Finalement, il est probable que la raison de la sous-performance de la classe obligataire cette semaine soit un mix des raisons deux, trois et quatre et qu'il faille considérer cela comme un signe d'attentisme généralisé des opérateurs qui rechignent à investir sur l'ensemble des supports financiers qui leurs sont proposés L'une des dernières fois que l'on a pu observer ce scenario était en 2015. Après le rallye de début d'année qui s'était achevé fin avril, l'Euro Stoxx réalisait entre mai et décembre une performance de -7 % tandis que l'Iboxx souverain s'établissait lui à -1 %. Puis après huit mois d'incertitude, les fondamentaux sont revenus, une fois de plus sur le devant de la scène, et les obligations ont bel et bien servi de valeur refuge début 2016, alors même que les actions poursuivaient leur dégringolade.

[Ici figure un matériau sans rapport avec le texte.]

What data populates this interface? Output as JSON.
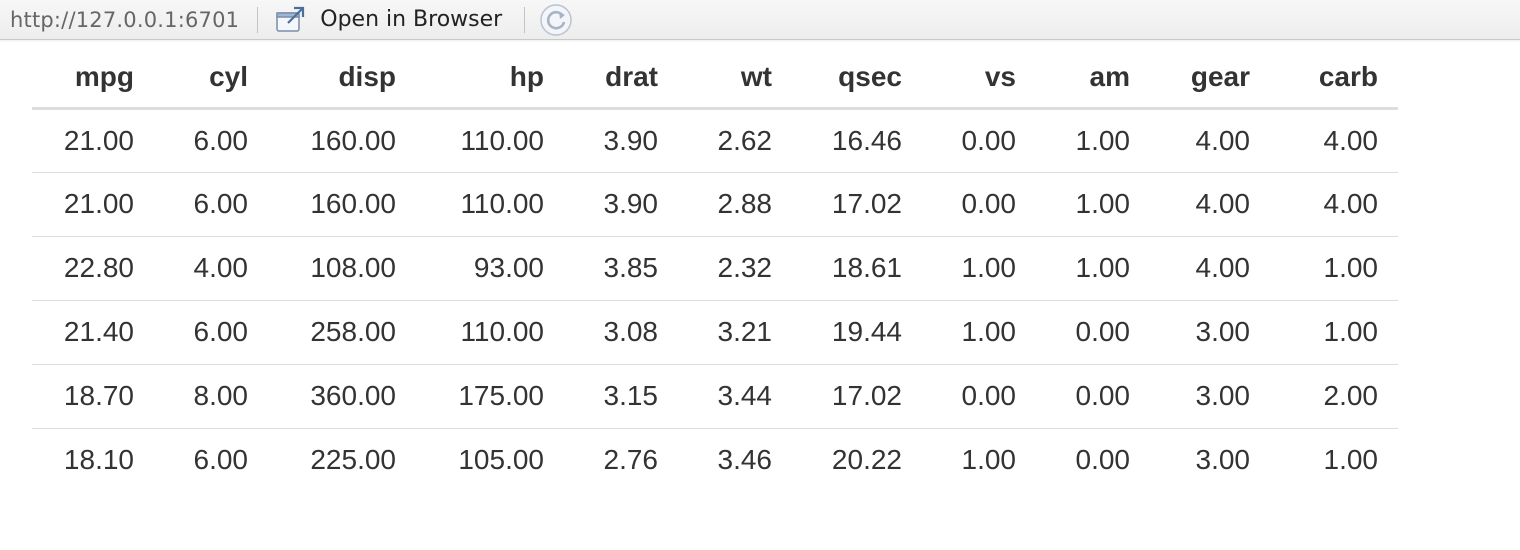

Attention donc à ne pas trop se dire que la situation a changé et que le rendement des obligations ne permet plus d'offrir un coussin suffisant pour être sécurisantes Car finalement elles apportent tout de même la sécurité d'un remboursement à un horizon donné, un rendement qui couvrira à peu près l'inflation quasi inexistante en Europe, voire une quasi garantie de la BCE et donc de l'Allemagne pour les obligations souveraines européennes, comme l'ont bien compris les gouvernants italiens qui devraient en profiter jusqu'au bout.